Wonkette - It’s Appomattox Day. The South Lost. Deal With It.
Sorry I didn’t get around to posting this earlier. I meant to, but I forgot. Doktor Zoom has an important message for Neo Confederates throughout the union,
One hundred fifty years ago today, the American Civil War ended with Robert E. Lee’s surrender to Ulysses S. Grant at Appomattox Court House, which wasn’t a courthouse but a town named after a court house, and the actual house belonged to Wilmer McLean. This is generally considered a fortunate thing, since “The Surrender At Wilmer’s Place” would not look nearly as good on a commemorative print. The relentless romanticizing of the Southern cause — state’s rights, the Old Noble Ways, the Southern Aristocracy, and the Fight for Freedom for people of a certain pale hue — started well before the war, and the mere fact of Southern defeat did little to slow it. After all, what’s more romantic than a Lost Cause? It was a good enough reason for a delusional actor to shoot Abraham Lincoln just a week later, and it was a good enough pile of romantic mush to keep the Lost Cause ideology alive long after the Confederacy and all its leaders and followers were dead and in the ground.

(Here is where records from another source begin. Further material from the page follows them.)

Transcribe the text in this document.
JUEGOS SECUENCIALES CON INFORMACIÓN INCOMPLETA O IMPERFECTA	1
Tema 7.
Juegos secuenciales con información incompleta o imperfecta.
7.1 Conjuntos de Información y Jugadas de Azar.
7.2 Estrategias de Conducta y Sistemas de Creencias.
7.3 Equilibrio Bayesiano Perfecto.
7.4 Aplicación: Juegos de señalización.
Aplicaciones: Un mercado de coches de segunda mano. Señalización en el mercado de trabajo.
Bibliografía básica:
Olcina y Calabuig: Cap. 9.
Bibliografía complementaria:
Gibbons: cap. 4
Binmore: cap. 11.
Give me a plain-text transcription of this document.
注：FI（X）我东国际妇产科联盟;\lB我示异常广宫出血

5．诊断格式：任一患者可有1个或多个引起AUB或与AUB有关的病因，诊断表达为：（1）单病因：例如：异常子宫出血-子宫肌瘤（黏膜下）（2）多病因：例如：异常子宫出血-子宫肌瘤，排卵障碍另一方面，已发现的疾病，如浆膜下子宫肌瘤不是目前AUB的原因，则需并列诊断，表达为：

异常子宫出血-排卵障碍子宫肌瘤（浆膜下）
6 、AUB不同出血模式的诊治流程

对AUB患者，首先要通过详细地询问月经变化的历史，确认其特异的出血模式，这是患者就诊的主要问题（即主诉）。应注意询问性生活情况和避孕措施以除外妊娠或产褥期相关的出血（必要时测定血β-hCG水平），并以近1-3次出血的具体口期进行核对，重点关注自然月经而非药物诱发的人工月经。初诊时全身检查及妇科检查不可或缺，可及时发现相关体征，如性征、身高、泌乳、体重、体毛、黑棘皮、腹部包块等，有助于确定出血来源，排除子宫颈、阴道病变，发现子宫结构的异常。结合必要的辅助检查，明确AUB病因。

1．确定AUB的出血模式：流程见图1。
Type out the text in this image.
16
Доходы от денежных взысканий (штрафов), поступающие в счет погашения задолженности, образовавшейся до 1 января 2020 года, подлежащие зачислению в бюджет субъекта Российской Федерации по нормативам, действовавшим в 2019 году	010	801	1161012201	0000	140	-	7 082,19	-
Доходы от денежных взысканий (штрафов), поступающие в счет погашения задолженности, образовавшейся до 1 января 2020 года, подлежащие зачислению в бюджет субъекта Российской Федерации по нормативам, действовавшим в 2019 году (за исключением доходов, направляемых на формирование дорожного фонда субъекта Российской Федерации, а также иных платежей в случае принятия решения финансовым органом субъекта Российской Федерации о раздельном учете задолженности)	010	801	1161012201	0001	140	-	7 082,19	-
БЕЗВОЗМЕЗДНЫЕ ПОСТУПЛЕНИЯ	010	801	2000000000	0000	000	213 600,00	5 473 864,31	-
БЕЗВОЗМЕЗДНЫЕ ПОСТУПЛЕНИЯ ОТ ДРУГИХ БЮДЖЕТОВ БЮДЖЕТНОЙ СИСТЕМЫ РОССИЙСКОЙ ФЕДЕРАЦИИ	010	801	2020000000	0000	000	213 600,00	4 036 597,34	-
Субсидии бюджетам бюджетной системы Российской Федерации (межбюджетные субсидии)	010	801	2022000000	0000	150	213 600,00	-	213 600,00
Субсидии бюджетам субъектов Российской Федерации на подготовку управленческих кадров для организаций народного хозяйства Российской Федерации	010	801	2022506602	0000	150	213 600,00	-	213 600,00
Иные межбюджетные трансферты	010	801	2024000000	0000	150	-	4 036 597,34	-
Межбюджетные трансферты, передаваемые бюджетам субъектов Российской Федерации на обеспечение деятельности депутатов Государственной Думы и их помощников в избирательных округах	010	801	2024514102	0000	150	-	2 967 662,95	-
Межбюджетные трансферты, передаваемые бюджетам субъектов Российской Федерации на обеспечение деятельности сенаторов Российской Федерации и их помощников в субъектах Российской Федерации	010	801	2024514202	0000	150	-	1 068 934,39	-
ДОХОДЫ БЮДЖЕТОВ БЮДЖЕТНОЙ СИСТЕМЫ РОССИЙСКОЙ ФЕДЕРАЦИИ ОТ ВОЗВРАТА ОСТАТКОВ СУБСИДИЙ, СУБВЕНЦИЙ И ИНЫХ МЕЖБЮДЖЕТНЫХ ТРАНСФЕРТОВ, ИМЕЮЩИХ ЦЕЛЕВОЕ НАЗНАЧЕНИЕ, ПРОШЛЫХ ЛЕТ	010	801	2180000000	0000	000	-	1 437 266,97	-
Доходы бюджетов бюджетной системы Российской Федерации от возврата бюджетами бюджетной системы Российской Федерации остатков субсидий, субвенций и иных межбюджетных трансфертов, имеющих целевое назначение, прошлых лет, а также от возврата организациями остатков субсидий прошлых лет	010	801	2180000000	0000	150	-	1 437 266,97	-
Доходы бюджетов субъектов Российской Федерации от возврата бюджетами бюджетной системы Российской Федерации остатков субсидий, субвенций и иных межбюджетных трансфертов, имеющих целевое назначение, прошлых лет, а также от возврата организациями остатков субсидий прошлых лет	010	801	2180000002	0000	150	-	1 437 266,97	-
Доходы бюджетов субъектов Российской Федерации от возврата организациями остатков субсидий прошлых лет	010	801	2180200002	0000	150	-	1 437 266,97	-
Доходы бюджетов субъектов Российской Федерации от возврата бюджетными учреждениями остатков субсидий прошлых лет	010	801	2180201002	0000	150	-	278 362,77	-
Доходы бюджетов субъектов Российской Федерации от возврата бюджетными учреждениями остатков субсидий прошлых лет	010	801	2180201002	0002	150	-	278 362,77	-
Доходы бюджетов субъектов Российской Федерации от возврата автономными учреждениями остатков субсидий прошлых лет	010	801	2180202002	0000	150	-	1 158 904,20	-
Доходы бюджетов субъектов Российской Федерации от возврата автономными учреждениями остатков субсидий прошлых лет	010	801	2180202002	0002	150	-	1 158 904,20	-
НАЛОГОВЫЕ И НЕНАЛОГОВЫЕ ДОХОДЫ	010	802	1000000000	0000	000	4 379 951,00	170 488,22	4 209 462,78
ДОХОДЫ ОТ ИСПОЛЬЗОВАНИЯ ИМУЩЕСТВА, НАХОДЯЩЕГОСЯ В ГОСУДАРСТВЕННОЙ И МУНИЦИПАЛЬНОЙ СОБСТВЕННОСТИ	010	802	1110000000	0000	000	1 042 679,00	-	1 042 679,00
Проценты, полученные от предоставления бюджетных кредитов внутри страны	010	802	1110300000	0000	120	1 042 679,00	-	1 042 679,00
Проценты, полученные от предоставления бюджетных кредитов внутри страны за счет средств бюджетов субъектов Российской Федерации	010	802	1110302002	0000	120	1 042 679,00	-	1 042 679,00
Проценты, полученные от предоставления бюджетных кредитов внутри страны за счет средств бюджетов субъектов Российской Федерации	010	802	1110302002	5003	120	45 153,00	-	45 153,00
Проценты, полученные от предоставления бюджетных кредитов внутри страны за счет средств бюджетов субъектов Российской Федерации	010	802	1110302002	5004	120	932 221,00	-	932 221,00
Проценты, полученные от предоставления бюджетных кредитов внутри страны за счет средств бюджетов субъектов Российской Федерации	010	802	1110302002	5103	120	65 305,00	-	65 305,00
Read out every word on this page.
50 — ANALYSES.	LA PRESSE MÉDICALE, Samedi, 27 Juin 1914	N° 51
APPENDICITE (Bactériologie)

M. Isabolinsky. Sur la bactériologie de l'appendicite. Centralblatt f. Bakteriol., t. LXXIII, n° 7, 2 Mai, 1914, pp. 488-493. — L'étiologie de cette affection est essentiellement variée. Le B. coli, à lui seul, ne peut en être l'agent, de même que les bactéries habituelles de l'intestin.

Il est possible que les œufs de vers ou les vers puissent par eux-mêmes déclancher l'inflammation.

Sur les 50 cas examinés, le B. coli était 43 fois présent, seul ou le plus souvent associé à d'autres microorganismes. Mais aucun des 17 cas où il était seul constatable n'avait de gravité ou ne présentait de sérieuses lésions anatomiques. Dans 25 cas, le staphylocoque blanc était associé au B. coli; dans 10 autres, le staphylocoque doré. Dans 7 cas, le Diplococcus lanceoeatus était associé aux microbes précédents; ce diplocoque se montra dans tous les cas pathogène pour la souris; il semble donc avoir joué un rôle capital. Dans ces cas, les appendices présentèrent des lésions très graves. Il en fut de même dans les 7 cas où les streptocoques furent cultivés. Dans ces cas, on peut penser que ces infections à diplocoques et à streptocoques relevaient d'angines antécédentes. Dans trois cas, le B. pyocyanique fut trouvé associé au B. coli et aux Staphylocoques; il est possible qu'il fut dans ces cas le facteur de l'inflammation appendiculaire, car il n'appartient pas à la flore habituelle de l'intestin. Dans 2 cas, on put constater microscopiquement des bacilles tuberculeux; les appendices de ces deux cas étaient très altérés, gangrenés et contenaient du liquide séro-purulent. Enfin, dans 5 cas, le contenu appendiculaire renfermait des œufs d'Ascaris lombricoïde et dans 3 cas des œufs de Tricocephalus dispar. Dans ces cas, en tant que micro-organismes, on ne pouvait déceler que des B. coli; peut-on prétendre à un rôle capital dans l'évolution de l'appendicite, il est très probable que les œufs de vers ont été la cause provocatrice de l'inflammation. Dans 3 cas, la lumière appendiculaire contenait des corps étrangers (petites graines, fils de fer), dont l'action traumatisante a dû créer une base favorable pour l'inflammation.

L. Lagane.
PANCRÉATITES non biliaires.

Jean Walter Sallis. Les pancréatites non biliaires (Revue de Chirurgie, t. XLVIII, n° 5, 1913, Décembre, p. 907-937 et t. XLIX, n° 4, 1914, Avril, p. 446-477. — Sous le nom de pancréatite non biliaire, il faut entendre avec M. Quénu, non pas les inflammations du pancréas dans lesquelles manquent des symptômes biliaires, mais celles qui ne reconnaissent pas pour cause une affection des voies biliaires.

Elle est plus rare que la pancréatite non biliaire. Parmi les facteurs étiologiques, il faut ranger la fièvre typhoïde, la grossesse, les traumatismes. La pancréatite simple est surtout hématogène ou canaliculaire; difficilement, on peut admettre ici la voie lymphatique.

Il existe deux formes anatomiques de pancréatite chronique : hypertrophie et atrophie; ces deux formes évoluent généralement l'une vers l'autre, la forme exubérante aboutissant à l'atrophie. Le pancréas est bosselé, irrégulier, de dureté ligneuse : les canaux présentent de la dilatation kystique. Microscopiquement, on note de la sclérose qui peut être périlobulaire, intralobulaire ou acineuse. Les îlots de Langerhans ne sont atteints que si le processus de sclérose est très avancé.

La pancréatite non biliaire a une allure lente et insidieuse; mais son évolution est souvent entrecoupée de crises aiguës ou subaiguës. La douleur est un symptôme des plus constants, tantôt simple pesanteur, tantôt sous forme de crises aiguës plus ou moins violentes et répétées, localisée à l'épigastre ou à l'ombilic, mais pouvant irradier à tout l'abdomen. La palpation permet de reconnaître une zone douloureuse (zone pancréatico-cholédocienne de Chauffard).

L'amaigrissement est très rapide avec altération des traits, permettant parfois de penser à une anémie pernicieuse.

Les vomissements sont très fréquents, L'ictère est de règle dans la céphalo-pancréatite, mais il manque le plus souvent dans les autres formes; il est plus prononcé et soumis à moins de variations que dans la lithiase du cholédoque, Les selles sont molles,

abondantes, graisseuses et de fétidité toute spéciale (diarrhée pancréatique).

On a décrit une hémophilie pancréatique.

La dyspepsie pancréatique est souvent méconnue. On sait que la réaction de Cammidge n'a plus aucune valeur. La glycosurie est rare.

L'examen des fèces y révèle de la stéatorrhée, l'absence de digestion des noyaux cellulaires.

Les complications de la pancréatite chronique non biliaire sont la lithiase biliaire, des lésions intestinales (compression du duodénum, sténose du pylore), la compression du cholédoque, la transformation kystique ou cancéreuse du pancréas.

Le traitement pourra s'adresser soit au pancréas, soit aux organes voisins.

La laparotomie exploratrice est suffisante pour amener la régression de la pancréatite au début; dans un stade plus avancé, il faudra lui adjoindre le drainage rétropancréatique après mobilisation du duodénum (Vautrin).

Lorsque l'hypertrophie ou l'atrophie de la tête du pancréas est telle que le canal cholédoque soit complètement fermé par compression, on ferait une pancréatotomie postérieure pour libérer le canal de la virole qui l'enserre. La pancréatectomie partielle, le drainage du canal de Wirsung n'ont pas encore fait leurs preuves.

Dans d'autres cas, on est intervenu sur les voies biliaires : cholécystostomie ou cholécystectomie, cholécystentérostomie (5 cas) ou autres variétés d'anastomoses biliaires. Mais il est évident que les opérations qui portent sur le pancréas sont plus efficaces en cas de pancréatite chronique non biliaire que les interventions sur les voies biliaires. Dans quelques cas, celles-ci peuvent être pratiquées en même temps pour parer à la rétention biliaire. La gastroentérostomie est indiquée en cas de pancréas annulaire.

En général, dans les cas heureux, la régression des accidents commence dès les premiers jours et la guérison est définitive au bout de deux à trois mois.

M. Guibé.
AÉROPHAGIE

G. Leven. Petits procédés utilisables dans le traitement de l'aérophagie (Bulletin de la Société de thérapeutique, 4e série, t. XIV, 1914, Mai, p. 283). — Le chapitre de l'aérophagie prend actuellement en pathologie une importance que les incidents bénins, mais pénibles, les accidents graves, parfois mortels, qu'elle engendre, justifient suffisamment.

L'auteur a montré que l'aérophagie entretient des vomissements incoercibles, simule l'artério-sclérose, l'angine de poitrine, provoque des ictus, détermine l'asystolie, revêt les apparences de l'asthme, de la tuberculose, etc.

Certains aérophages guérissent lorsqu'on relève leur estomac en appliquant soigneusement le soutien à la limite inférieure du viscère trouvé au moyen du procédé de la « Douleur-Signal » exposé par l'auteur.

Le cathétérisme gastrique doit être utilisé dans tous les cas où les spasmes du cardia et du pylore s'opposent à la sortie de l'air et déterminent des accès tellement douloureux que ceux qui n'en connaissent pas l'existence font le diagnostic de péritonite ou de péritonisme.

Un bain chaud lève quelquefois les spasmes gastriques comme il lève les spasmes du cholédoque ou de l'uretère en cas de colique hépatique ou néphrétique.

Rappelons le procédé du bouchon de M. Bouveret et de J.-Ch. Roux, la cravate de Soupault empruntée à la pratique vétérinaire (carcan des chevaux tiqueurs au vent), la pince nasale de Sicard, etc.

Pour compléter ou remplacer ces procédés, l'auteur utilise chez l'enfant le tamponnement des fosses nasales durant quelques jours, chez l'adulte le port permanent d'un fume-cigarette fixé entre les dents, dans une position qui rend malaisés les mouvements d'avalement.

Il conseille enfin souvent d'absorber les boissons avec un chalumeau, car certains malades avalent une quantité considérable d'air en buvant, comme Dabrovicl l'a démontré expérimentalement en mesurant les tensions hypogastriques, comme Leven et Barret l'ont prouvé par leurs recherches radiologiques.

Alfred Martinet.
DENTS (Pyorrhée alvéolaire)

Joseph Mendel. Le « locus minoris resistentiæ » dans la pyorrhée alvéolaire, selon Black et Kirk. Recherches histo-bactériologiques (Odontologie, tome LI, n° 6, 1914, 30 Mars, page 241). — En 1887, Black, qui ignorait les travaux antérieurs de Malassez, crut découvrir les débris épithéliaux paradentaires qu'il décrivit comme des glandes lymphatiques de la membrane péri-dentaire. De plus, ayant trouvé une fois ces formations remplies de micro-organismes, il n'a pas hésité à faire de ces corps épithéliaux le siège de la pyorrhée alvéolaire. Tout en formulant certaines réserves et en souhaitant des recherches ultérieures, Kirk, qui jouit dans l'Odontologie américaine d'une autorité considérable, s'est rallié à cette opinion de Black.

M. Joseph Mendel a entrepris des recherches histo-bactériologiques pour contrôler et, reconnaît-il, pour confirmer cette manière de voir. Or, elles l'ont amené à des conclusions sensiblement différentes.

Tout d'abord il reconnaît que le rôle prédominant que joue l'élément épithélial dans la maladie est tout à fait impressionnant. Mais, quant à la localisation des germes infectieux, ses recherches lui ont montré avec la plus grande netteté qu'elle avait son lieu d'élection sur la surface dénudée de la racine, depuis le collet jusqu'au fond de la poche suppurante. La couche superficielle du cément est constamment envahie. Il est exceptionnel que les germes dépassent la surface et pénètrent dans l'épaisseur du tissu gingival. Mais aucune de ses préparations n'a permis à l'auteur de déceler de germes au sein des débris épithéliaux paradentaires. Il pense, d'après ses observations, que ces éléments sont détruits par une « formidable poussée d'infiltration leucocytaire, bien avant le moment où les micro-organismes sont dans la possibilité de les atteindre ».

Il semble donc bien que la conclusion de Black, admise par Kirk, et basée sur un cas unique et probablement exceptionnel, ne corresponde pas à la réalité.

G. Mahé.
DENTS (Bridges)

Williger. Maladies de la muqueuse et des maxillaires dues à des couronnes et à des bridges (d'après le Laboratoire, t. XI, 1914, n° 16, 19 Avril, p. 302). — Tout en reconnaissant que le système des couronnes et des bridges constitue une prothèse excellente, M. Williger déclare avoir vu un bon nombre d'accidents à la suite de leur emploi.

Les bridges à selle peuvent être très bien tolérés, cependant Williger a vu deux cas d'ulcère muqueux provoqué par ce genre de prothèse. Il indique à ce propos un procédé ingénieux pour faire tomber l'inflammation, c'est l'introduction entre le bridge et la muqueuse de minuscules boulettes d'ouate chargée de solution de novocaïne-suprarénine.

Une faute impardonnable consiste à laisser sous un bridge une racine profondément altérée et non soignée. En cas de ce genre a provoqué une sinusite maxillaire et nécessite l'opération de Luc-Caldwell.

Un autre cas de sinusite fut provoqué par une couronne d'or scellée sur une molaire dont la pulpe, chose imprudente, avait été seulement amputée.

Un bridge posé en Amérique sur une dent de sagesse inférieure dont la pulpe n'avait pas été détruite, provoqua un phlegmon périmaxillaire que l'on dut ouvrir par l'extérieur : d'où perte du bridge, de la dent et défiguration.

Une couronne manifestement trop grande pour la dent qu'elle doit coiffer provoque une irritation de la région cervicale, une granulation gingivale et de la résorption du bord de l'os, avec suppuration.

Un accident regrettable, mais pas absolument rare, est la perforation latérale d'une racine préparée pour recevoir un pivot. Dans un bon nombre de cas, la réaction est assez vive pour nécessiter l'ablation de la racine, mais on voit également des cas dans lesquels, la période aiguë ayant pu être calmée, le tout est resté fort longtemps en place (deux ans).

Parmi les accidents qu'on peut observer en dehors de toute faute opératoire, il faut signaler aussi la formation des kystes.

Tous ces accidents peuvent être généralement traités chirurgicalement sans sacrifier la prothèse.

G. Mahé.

If you’re in the mood for an awfully good thinky piece about the survival of Confederate ideology into a century when no one mourns other briefly existing nations of the 19th century — we’ll bet nobody has the flag of the Confederation of the Rhine (1806-1813) on a bumper sticker — check out this terrific essay in Politico Magazine by Euan Hague. Hague notes that it’s not just a benign interest in Southern genealogy that draws modern Confederate sympathizers to get passionate about putting the Confederate battle flag on state license plates, and also cautions that it shouldn’t be “simplistically understood solely as an exhibition of racism, although the power of the Confederate flag to convey white supremacist beliefs cannot be discounted.”
*Warning there’s a bit of immature mature language at the end.